Fonte Vatican News
Un carcere “aperto” e “leggero”, senza armi, né agenti di polizia penitenziaria. La sicurezza? Garantita dai volontari e dai detenuti stessi. Il metodo non è nuovo e proviene dalle Associazioni di protezione e assistenza ai condannati (APAC) del Brasile e si tratta di un sistema carcerario, entrato a far parte del’impianto istituzionale nazionale e di cui si è parlato nel corso di un seminario dal tema “Carcere, Covid-19 e Comunità” organizzato dalla Comunità Papa Giovanni XXIII.
“Su 1000 persone che escono dal carcere, 750 tornano a delinquere e a commettere reati più gravi di quelli per cui sono entrati. Inoltre sappiamo che il 70% di coloro che varcano la soglia della galera già ci sono stati” sostiene Giorgio Pieri, autore del libro “Carcere, l’alternativa è possibile” (Sempre Editore), presentato nel corso del forum. “Tutto questo comporta enormi spese e non solo in termini economici. Dobbiamo uscire dalla logica della giustizia vendicativa e pensare a strutture in grado di educare”.
A tal proposito Pieri racconta l’esperienza della CEC (acronimo di Comunità Educante con i Carcerati) proposta dall’Associazione fondata da Don Oreste Benzi, sul modello delle Apac. “Abbiamo visto come funzione in Brasile e i risultati ottenuti” riprende, sottolineando che “Chi è inserito non torna a delinquere e il protagonismo degli stessi condannati e della società civile sono in grado di far precipitare il tasso di recidiva, di abbassare i costi, oltre a garantire ai recuperandi condizioni di vita dignitose e un più semplice reinserimento in società”.
Punto fondamentale del metodo Cec è il riconoscimento da parte della persona che ha commesso il reato di aver sbagliato e di volere ricominciare. Tra i punti cardine ci sono: partecipazione alla comunità, lavoro, assistenza giuridica, assistenza sanitaria, valorizzazione umana, merito, spiritualità e vicinanza alla famiglia. “Don Oreste era solito ripetere che l’uomo non è il suo errore e se effettivamente si pente non deve scontare neanche un giorno di carcere” riprende Pieri. “Le nostre strutture accolgono persone senza fissa dimora, stranieri prive di alcun riferimento, gente che, una volta approdata qui, non è più un problema ma una risorsa per la società. La nostra è una università del perdono”.
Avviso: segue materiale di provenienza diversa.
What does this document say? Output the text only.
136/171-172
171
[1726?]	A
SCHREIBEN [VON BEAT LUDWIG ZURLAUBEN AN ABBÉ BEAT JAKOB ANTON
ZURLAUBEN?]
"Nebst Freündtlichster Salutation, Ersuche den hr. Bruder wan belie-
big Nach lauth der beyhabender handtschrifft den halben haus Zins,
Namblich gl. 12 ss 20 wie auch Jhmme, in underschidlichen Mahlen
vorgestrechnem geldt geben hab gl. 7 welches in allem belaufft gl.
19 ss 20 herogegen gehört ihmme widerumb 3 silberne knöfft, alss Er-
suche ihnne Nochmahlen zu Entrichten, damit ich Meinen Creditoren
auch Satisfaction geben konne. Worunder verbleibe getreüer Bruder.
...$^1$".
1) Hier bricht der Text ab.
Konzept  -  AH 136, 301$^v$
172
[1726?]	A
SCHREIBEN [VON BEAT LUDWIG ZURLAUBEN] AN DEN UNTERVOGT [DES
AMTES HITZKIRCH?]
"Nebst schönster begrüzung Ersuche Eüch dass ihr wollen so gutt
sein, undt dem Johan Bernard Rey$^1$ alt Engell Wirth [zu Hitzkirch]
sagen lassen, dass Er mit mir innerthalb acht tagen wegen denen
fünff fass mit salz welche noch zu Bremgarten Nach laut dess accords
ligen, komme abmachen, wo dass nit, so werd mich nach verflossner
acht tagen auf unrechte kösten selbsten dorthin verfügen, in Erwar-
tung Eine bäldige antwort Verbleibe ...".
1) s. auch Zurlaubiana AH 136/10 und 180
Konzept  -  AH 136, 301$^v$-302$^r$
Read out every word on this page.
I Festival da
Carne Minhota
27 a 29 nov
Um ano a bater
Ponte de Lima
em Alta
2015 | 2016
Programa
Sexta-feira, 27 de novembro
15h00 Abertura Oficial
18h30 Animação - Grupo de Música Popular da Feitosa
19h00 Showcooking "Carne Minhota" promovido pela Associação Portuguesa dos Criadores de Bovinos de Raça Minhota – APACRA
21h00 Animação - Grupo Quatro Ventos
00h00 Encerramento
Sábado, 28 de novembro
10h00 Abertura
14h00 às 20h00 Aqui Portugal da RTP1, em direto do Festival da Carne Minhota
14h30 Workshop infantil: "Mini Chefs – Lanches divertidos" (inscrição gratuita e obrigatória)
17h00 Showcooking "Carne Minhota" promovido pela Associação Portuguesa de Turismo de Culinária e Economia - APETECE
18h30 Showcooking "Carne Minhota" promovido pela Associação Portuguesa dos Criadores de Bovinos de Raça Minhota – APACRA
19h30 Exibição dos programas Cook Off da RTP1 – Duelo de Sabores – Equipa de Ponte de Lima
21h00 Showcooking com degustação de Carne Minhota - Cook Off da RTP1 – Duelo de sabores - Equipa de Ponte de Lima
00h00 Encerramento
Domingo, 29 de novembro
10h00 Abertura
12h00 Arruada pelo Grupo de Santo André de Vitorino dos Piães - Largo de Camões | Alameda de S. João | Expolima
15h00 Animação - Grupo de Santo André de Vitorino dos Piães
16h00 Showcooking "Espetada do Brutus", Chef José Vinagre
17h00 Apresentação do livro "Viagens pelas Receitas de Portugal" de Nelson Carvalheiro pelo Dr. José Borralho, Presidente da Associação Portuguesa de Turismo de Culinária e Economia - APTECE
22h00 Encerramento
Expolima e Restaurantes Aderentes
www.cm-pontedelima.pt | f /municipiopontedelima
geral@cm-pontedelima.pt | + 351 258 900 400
Il Covid, poi, ha rappresentato una emergenza nell’emergenza. Mentre le varianti del coronavirus stanno mettendo a dura prova il piano di contenimento e di cura della pandemia, oltre 53 mila persone vivono rinchiuse nelle carceri italiane in condizioni di promiscuità: un rischio enorme per loro, per i familiari, per il personale che lavora negli istituti penitenziari. “Per affrontare l’emergenza, lo stato è disposto a finanziare l’accoglienza in comunità. E’ una bellissima notizia. Purtroppo pur avendo molte associazioni dato la propria disponibilità, diverse comunità restano vuote; sono stati occupati meno di un quarto dei posti disponibili” indica Pieri, sottolineando che “Il male non si combatte con il male, ma con il bene. Anche in un momento di crisi come quello che stiamo vivendo i nostri centri possono fare la differenza”.
L’esperienza della Comunità ha dimostrato, dunque, che è possibile ricomporre fratture sociali, responsabilizzare i colpevoli e far sì che questo strumento rappresenti un’occasione di responsabilizzazione ed educazione e che tale misura volta alla deflazione delle carceri va incontro alla funzione di garantire condizioni umane per i detenuti, che comunque versano ancora in condizioni molto difficili. Ma soprattutto risulta più efficace per il recupero di coloro che hanno commesso reati e che mediante un sistema di giustizia riparativa hanno maggiori possibilità di non delinquere oltre. Occasione che in carcere verrebbe senz’altro meno.